Darp suçundan hüküm giyen 74 yaşındaki akciğer kanseri hastası A.K, hastalığı nedeniyle cezasının ertelenmesi talebinde bulundu. Talebi, Adli Tıp Kurumunca verilen rapor doğrultusunda reddedilen A.K, raporun verilmesinden yaklaşık 2 ay sonra cezaevinde hayatını kaybetti.

Mahkumun oğlu, hasta babasının cezaevinde ölmesi ve raporu veren Adli Tıp görevlileri hakkındaki soruşturmada, kovuşturmaya yer olmadığının kararlaştırılması nedeniyle yaşam hakkı, işkence ve eziyet yasağının ihlal edildiğini gerekçe göstererek Anayasa Mahkemesine bireysel başvuruda bulundu.

Başvuruyu inceleyen Anayasa Mahkemesi İkinci Bölümü, “insan haysiyetiyle bağdaşmayan muamele yasağı hakkının ihlal edildiğine” karar vererek, müracaatçıya 25 bin lira manevi tazminat ödenmesine hükmetti. Anayasa Mahkemesinin kararında, A.K’ya cezaevine girmeden 5 ay önce kanser tanısı konduğu, mahkumun kemoterapi ve radyoterapi tedavisi görmeye başladığı ve bu durumun cezaevine girdiği tarihte idareye bildirildiği belirtildi.

Kararda, mahkumun hastalığının ciddi boyuta ulaştığı ve bu durumun zaman ilerledikçe daha da kötüye gittiğinin açık olduğu aktarılarak, cezaevi idaresine sunulan raporun da A.K’nın ciddi solunum sıkıntısı yaşadığını ortaya koyduğu ifade edildi.

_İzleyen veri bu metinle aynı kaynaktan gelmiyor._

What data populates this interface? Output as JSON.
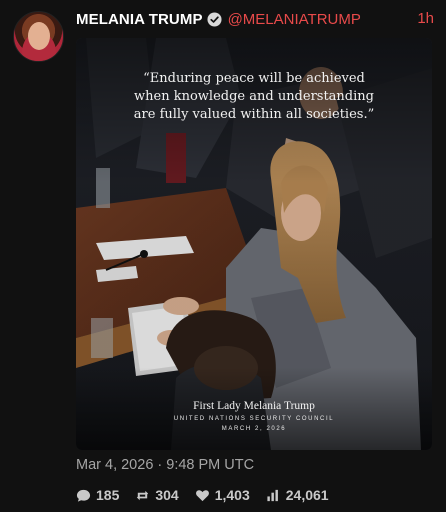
{
  "post": {
    "display_name": "MELANIA TRUMP",
    "handle": "@MELANIATRUMP",
    "time_ago": "1h",
    "verified_icon": "verified-badge-icon",
    "timestamp": "Mar 4, 2026 · 9:48 PM UTC"
  },
  "media": {
    "quote_lines": [
      "“Enduring peace will be achieved",
      "when knowledge and understanding",
      "are fully valued within all societies.”"
    ],
    "caption_name": "First Lady Melania Trump",
    "caption_org": "UNITED NATIONS SECURITY COUNCIL",
    "caption_date": "MARCH 2, 2026"
  },
  "stats": {
    "replies": "185",
    "reposts": "304",
    "likes": "1,403",
    "views": "24,061"
  },
  "colors": {
    "accent": "#e84a4a",
    "background": "#111111",
    "muted_text": "#a5a5a5"
  }
}
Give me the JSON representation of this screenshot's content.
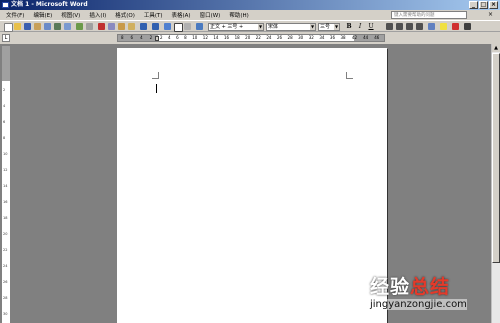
{
  "window": {
    "title": "文档 1 - Microsoft Word"
  },
  "menubar": {
    "items": [
      "文件(F)",
      "编辑(E)",
      "视图(V)",
      "插入(I)",
      "格式(O)",
      "工具(T)",
      "表格(A)",
      "窗口(W)",
      "帮助(H)"
    ],
    "help_placeholder": "键入需要帮助的问题"
  },
  "toolbar": {
    "style_value": "正文 + 三号 +",
    "font_value": "宋体",
    "size_value": "三号",
    "bold": "B",
    "italic": "I",
    "underline": "U"
  },
  "ruler": {
    "left_numbers": [
      "8",
      "6",
      "4",
      "2"
    ],
    "numbers": [
      "2",
      "4",
      "6",
      "8",
      "10",
      "12",
      "14",
      "16",
      "18",
      "20",
      "22",
      "24",
      "26",
      "28",
      "30",
      "32",
      "34",
      "36",
      "38"
    ],
    "right_numbers": [
      "42",
      "44",
      "46"
    ]
  },
  "vruler": {
    "numbers": [
      "2",
      "4",
      "6",
      "8",
      "10",
      "12",
      "14",
      "16",
      "18",
      "20",
      "22",
      "24",
      "26",
      "28",
      "30"
    ]
  },
  "watermark": {
    "logo_a": "经验",
    "logo_b": "总结",
    "url": "jingyanzongjie.com"
  }
}
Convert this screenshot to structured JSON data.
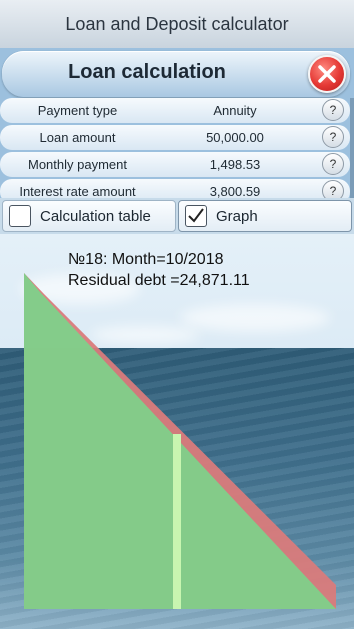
{
  "app_title": "Loan and Deposit calculator",
  "panel": {
    "title": "Loan calculation",
    "rows": [
      {
        "label": "Payment type",
        "value": "Annuity",
        "help": "?"
      },
      {
        "label": "Loan amount",
        "value": "50,000.00",
        "help": "?"
      },
      {
        "label": "Monthly payment",
        "value": "1,498.53",
        "help": "?"
      },
      {
        "label": "Interest rate amount",
        "value": "3,800.59",
        "help": "?"
      }
    ]
  },
  "tabs": {
    "table_label": "Calculation table",
    "table_checked": false,
    "graph_label": "Graph",
    "graph_checked": true
  },
  "graph": {
    "line1": "№18: Month=10/2018",
    "line2": "Residual debt =24,871.11",
    "selected_index": 18,
    "months": 36,
    "colors": {
      "debt": "#7fd08a",
      "interest": "#d97b7b",
      "selected": "#c8f5b0"
    }
  }
}
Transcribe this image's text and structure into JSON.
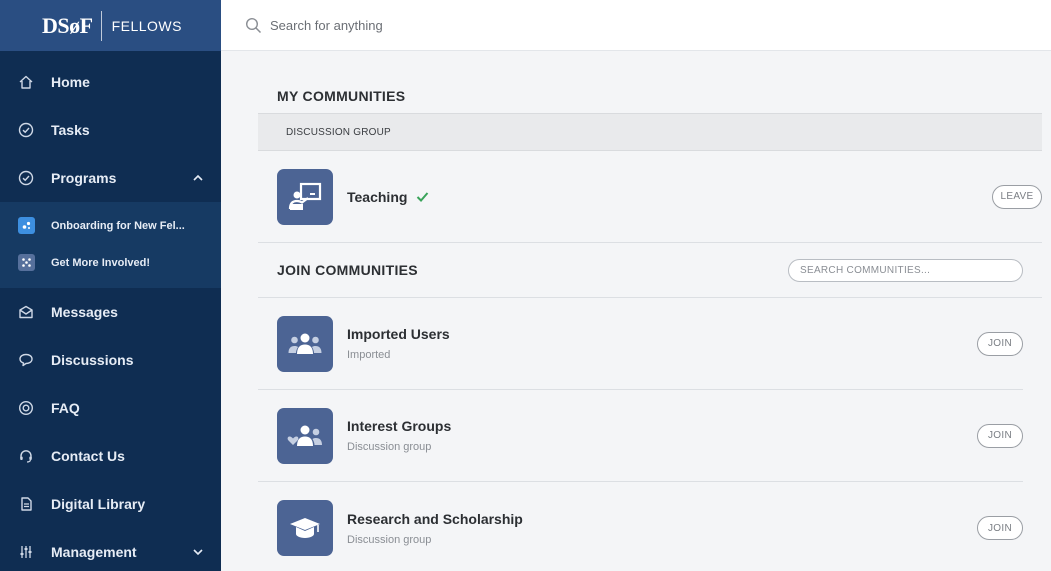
{
  "brand": {
    "logo": "DSøF",
    "sub": "FELLOWS"
  },
  "search": {
    "placeholder": "Search for anything"
  },
  "sidebar": {
    "items": [
      {
        "label": "Home",
        "icon": "home-icon"
      },
      {
        "label": "Tasks",
        "icon": "check-circle-icon"
      },
      {
        "label": "Programs",
        "icon": "check-circle-icon",
        "expanded": true
      },
      {
        "label": "Messages",
        "icon": "envelope-icon"
      },
      {
        "label": "Discussions",
        "icon": "chat-bubbles-icon"
      },
      {
        "label": "FAQ",
        "icon": "lifebuoy-icon"
      },
      {
        "label": "Contact Us",
        "icon": "headset-icon"
      },
      {
        "label": "Digital Library",
        "icon": "document-icon"
      },
      {
        "label": "Management",
        "icon": "sliders-icon"
      }
    ],
    "programs": [
      {
        "label": "Onboarding for New Fel...",
        "icon": "onboarding-icon"
      },
      {
        "label": "Get More Involved!",
        "icon": "network-icon"
      }
    ]
  },
  "my_communities": {
    "title": "MY COMMUNITIES",
    "group_header": "DISCUSSION GROUP",
    "items": [
      {
        "name": "Teaching",
        "verified": true,
        "action": "LEAVE",
        "icon": "teaching-icon"
      }
    ]
  },
  "join_communities": {
    "title": "JOIN COMMUNITIES",
    "search_placeholder": "SEARCH COMMUNITIES...",
    "items": [
      {
        "name": "Imported Users",
        "subtitle": "Imported",
        "action": "JOIN",
        "icon": "users-icon"
      },
      {
        "name": "Interest Groups",
        "subtitle": "Discussion group",
        "action": "JOIN",
        "icon": "interest-group-icon"
      },
      {
        "name": "Research and Scholarship",
        "subtitle": "Discussion group",
        "action": "JOIN",
        "icon": "graduation-cap-icon"
      }
    ]
  },
  "colors": {
    "sidebar_bg": "#0f2d52",
    "brand_bg": "#2a4e82",
    "tile_bg": "#4c6494",
    "check_green": "#3aa35a"
  }
}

A.K’nın ölmeden önceki son günlerinde günlük ihtiyaçlarını görmekte ne kadar zorlandığı, kendisine bu konuda cezaevi idaresince nasıl bir imkan tanındığı, destek sağlandığı ve ailesinden birinin kendisine refakat edip etmediği konusunda da bir bilgi bulunmadığı kaydedilen kararda, başvurucunun, babasının ailesinden ayrı, yalnız öldüğünden şikayet ettiği dikkate alındığında bu imkanın en azından yeterli şekilde kendisine tanınmadığı vurgulandı.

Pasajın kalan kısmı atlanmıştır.